On the secular sexual economy, it’s not clear at what rate inflation has taken hold
A not entirely outdated take:
In an economic system where unfair dismissal is prohibited, every person more or less manages to find their place. In a sexual system where adultery is prohibited, every person more or less manages to find a bed mate. In a totally liberal economic system certain people accumulate considerable fortunes; others stagnate in unemployment and misery. In a totally liberal sexual system certain people have a varied and exciting erotic life; others are reduced to masturbation and solitude
On the question of art and mistrust:
We should mistrust
picturesque people
we should mistrust
old master painting
we should even mistrust painting
painted without mistrust
Remember when 33,371 college sophomores wrote an essay on problematizing desire.
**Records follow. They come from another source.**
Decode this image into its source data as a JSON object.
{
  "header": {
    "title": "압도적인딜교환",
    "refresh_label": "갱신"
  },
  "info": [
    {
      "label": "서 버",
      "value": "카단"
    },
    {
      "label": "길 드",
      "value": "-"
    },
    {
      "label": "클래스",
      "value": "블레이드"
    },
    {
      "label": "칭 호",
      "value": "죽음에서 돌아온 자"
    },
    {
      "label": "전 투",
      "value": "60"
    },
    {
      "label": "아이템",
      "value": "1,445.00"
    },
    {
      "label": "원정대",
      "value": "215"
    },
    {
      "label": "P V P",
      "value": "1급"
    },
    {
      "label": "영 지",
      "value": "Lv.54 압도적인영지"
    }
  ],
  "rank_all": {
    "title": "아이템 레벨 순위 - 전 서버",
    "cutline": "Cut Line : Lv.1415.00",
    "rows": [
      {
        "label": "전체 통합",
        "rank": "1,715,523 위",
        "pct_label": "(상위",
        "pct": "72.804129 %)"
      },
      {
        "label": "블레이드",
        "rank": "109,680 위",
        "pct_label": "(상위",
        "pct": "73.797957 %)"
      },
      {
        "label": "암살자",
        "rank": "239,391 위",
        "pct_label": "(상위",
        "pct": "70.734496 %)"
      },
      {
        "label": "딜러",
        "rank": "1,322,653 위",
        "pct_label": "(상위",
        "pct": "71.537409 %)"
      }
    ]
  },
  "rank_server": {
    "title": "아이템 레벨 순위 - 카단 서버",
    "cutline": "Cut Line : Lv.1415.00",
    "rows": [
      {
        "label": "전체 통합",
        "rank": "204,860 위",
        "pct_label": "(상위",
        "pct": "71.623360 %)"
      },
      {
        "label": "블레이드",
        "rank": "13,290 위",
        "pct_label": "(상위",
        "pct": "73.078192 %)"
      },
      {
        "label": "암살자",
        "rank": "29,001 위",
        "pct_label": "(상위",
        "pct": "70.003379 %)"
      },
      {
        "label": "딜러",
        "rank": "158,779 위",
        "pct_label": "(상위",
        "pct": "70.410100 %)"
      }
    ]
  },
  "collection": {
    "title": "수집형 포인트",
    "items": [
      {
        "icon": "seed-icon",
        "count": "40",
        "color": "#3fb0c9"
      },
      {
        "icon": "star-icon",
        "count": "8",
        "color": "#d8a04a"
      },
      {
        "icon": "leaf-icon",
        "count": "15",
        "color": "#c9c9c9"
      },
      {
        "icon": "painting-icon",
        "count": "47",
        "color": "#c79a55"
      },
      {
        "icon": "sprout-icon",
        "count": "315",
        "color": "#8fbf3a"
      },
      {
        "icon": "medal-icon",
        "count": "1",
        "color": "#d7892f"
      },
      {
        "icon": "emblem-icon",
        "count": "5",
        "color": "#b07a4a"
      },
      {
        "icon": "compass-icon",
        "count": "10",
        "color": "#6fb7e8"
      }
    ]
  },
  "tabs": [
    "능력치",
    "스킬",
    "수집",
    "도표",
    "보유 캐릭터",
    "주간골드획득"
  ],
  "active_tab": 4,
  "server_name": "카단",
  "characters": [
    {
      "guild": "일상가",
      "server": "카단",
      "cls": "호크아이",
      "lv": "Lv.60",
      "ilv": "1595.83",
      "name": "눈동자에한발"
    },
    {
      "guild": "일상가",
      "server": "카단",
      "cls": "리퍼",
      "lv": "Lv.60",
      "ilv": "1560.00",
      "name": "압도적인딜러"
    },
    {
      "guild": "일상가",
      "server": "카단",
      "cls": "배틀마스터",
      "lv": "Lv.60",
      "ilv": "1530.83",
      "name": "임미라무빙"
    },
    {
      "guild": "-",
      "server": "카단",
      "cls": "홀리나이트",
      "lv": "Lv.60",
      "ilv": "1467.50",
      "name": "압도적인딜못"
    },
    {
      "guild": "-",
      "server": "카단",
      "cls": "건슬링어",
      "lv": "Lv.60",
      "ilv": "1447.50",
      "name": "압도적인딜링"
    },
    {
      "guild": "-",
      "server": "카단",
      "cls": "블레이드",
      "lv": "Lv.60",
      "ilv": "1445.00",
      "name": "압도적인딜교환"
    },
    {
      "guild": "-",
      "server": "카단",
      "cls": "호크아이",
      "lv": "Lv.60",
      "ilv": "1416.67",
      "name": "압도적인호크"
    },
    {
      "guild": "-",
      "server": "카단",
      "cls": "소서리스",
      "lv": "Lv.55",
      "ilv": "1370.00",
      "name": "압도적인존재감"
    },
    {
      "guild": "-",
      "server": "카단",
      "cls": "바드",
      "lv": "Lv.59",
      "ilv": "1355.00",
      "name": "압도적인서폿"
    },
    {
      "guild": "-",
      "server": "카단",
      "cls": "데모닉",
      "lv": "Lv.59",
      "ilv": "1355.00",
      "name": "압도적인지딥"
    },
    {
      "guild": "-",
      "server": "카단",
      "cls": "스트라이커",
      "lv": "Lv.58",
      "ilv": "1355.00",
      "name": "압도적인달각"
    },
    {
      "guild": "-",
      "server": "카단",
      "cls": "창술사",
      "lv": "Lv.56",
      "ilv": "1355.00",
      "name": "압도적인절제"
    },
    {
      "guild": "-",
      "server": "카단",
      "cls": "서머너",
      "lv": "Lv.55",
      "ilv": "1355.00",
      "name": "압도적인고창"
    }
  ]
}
Which isn’t, in itself, problematizing the problem with problematizing the desire, but emblematizing it:
When Richard Rorty wrote, in one of his many familiar pragmatist pronouncements, that the only way you can tell if something is true is if it helps you get the life you want, it sounded either like a provocative assertion or another advertisement, masquerading as epistemology, for consumer capitalism.
But in all delusive self-important seriousness, does pedagogy still encourage the formation of drawing groups in college art studios and do they or do they not continue to pass around a woven collection basket which may or may not be wood to pay nude models to do classical or classicist takes on the human form? Is it now Venmo? Or still cash? Or is the nude gone the way of the naked? Do the cool kids still use charcoal brushes?